Trust & Estate Planning Sevice - Andrew Wright Practice

 

Trusts offer a means of holding and managing money or property for people who may not be ready or able to manage it for themselves. Used in conjunction with a Will, they can also help ensure that your assets are passed on in accordance with your wishes after you die.

A trust is an obligation binding a person called a trustee to deal with property in a particular way for the benefit of one or more 'beneficiaries'.

A trust might be created for a number of reasons:

  • To make provision for your family, now and in the future
  • To assist in effective tax planning, especially in reducing the amount of Inheritance Tax payable on death
  • To make a gift to a loved one, but with conditions (e.g. you can set guidelines on how your trustees should administer the trust, and at what age and in what circumstances the beneficiaries can have access to their share).
  • To protect assets that for some reason, you think it inappropriate that a beneficiary has full and free access to.

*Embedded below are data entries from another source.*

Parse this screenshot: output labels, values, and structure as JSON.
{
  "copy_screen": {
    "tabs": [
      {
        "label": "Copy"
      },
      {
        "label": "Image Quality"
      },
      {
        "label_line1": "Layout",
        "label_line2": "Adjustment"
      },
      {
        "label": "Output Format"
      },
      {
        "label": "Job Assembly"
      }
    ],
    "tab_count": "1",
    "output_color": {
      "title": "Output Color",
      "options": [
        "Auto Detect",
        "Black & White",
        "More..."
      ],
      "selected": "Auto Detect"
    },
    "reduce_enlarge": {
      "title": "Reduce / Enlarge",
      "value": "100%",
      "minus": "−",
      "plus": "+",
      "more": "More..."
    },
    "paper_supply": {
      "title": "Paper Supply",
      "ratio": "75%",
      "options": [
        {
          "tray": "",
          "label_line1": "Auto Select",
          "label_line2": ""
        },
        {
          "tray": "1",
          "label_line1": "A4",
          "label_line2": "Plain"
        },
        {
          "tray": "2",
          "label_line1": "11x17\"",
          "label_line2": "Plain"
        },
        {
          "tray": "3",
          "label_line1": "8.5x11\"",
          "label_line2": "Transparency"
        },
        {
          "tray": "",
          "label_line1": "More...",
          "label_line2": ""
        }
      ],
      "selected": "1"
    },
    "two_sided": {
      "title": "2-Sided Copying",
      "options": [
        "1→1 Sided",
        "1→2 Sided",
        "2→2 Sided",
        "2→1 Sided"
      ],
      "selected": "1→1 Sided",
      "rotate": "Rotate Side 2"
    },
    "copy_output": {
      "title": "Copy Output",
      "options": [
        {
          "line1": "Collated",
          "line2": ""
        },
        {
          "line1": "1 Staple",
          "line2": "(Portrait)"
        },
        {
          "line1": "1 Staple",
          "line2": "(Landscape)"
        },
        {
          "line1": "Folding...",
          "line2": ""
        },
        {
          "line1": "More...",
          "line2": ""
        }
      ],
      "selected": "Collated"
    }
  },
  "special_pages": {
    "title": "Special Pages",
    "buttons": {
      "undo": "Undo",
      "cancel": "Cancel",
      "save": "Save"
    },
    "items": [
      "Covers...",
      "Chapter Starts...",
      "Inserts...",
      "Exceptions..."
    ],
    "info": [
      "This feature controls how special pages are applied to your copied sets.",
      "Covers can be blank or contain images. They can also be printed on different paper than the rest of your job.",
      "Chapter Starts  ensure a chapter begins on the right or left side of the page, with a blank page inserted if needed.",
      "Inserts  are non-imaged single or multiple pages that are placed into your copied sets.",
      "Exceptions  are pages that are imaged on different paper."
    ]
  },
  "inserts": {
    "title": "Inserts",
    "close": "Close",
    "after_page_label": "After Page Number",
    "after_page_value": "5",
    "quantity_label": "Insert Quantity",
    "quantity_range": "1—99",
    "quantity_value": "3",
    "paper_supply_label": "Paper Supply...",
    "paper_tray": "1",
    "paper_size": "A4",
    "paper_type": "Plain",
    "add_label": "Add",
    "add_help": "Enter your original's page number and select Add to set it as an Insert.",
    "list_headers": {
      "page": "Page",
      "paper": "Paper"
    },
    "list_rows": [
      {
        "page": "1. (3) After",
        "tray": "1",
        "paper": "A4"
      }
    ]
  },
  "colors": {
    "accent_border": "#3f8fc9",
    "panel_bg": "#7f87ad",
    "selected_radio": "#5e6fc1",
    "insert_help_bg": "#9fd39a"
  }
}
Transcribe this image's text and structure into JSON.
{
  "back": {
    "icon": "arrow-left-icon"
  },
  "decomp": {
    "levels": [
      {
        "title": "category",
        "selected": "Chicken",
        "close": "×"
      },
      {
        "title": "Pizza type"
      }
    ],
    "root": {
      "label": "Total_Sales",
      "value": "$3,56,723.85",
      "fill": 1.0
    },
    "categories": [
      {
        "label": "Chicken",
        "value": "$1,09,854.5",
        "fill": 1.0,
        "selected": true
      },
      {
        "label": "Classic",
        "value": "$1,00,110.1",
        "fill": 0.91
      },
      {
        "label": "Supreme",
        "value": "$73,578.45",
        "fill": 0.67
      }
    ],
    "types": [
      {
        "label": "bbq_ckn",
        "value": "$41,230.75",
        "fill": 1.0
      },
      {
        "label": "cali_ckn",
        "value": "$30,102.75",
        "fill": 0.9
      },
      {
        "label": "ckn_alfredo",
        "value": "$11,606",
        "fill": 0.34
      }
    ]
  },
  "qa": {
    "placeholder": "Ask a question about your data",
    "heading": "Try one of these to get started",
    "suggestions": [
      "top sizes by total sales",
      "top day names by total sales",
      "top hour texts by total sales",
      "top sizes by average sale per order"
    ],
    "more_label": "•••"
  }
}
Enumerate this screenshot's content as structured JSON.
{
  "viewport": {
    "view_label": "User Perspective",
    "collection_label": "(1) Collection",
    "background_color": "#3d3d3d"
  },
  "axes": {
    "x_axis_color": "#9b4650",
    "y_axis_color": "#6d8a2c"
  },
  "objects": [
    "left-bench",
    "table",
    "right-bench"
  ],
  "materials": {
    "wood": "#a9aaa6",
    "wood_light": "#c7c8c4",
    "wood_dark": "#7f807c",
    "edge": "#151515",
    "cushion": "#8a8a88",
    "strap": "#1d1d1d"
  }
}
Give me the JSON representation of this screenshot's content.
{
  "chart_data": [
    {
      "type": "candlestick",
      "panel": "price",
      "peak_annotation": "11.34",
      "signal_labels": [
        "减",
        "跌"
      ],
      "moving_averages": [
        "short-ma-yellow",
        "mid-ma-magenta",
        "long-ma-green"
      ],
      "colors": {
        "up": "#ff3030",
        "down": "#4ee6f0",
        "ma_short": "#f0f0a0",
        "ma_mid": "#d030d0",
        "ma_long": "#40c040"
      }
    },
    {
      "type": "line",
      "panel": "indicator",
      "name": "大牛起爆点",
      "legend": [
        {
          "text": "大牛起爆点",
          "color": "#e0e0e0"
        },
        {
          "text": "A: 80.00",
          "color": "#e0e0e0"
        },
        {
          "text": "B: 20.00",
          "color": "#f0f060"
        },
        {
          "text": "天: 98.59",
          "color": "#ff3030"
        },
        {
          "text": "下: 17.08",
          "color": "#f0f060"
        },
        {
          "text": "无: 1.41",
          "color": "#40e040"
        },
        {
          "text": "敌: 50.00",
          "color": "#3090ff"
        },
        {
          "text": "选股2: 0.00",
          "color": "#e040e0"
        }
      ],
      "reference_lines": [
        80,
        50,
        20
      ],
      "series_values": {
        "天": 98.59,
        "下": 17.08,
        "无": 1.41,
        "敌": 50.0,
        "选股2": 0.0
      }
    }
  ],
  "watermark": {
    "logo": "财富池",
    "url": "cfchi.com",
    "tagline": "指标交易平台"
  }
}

Solving an Inheritance Tax problem tax efficiently, like passing assets to those left behind, may require the use of trusts.

 

Life Policies in Trust

Why Write Life Policies In Trust?

Putting life policies in trust is recommended for most family protection insurances - the policy benefits are independent of the estate, are not included in Inheritance Tax calculations and can be paid out immediately without waiting for probate. Most new and existing policies can be placed in trust. Nominating the beneficiaries for death in service benefits and death benefits associated with some pension plans can have the same affect.

This can significantly reduce Inheritance Tax liabilities as well as ensuring family members and dependants receive financial support without delay.

A potential Inheritance Tax liability could be settled by writing a life policy in trust and using the proceeds to pay the liability.